Member of the Kansas House of Representatives from the 15th district
- In office January 14, 2013 – December 31, 2013
- Preceded by: Arlen Siegfreid
- Succeeded by: Erin Davis

Member of the Kansas House of Representatives from the 26th district
- In office January 11, 2011 – January 14, 2013
- Preceded by: Robert Olson
- Succeeded by: Larry Campbell

Personal details
- Born: May 27, 1949 (age 77) Kansas City, Missouri, U.S.
- Party: Republican
- Spouse: Melinda
- Children: 2

= Robert Montgomery (politician) =

American politician

Robert Montgomery (born May 27, 1949) is an American small business owner and politician from Olathe, Kansas, formerly a Republican member of the Kansas House of Representatives representing the 15th House District, which covers southwest Olathe.
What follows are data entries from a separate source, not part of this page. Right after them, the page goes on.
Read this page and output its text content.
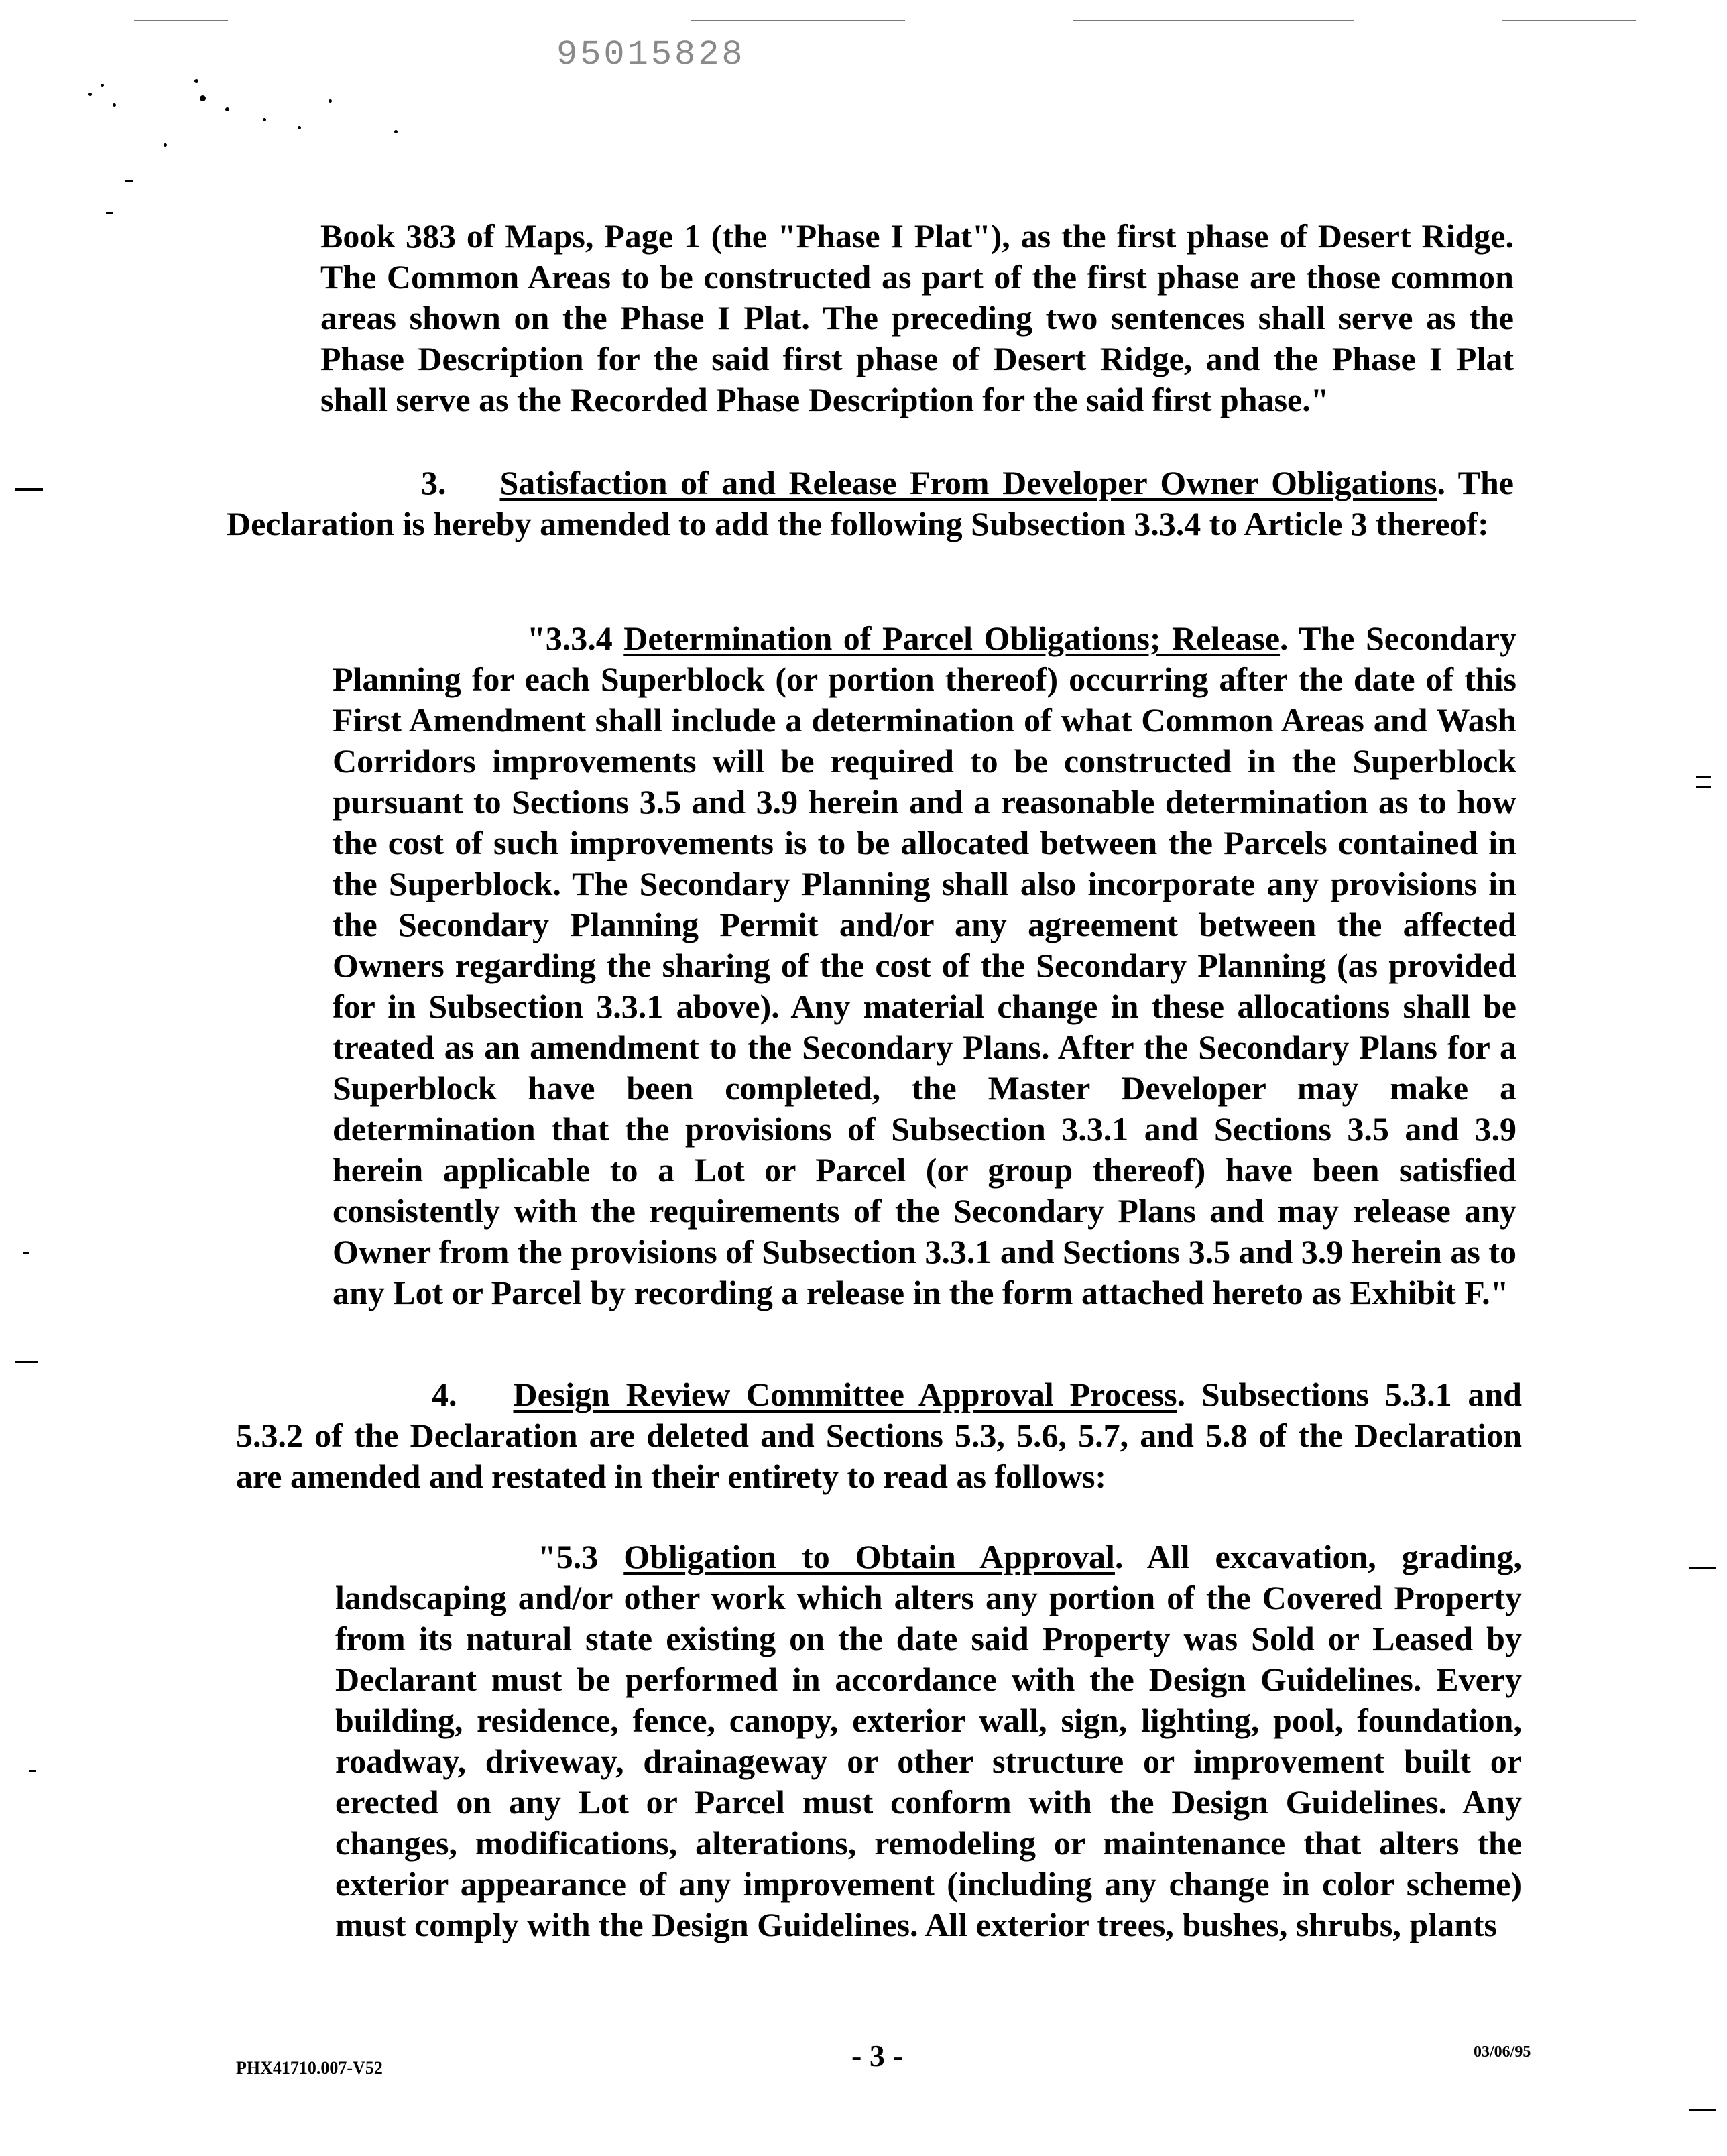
95015828

Book 383 of Maps, Page 1 (the "Phase I Plat"), as the first phase of Desert Ridge. The Common Areas to be constructed as part of the first phase are those common areas shown on the Phase I Plat. The preceding two sentences shall serve as the Phase Description for the said first phase of Desert Ridge, and the Phase I Plat shall serve as the Recorded Phase Description for the said first phase."

3. Satisfaction of and Release From Developer Owner Obligations. The Declaration is hereby amended to add the following Subsection 3.3.4 to Article 3 thereof:

"3.3.4 Determination of Parcel Obligations; Release. The Secondary Planning for each Superblock (or portion thereof) occurring after the date of this First Amendment shall include a determination of what Common Areas and Wash Corridors improvements will be required to be constructed in the Superblock pursuant to Sections 3.5 and 3.9 herein and a reasonable determination as to how the cost of such improvements is to be allocated between the Parcels contained in the Superblock. The Secondary Planning shall also incorporate any provisions in the Secondary Planning Permit and/or any agreement between the affected Owners regarding the sharing of the cost of the Secondary Planning (as provided for in Subsection 3.3.1 above). Any material change in these allocations shall be treated as an amendment to the Secondary Plans. After the Secondary Plans for a Superblock have been completed, the Master Developer may make a determination that the provisions of Subsection 3.3.1 and Sections 3.5 and 3.9 herein applicable to a Lot or Parcel (or group thereof) have been satisfied consistently with the requirements of the Secondary Plans and may release any Owner from the provisions of Subsection 3.3.1 and Sections 3.5 and 3.9 herein as to any Lot or Parcel by recording a release in the form attached hereto as Exhibit F."

4. Design Review Committee Approval Process. Subsections 5.3.1 and 5.3.2 of the Declaration are deleted and Sections 5.3, 5.6, 5.7, and 5.8 of the Declaration are amended and restated in their entirety to read as follows:

"5.3 Obligation to Obtain Approval. All excavation, grading, landscaping and/or other work which alters any portion of the Covered Property from its natural state existing on the date said Property was Sold or Leased by Declarant must be performed in accordance with the Design Guidelines. Every building, residence, fence, canopy, exterior wall, sign, lighting, pool, foundation, roadway, driveway, drainageway or other structure or improvement built or erected on any Lot or Parcel must conform with the Design Guidelines. Any changes, modifications, alterations, remodeling or maintenance that alters the exterior appearance of any improvement (including any change in color scheme) must comply with the Design Guidelines. All exterior trees, bushes, shrubs, plants

PHX41710.007-V52	- 3 -	03/06/95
== Legislative service and politics ==
Montgomery was elected in 1997 to the first of his four-term at-large stint as a member of Olathe's City Council. His first term in the House began in January 2011 when he was elected by a caucus of Republican precinct leaders to replace fellow Republican Rob Olson in the 26th House District who was moving to the Kansas Senate. He was appointed to the standing committees on insurance; veterans, military and homeland security; financial institutions; elections; and transportation.

In 2012, Montgomery resigned from 26th district after the Federal Courts released new state house districts maps, in order to run for the new 15th district. He ran unopposed in the general election and defeated Elliot Lahn in the Republican primary.

Montgomery resigned from office effective December 31, 2013 citing family reasons.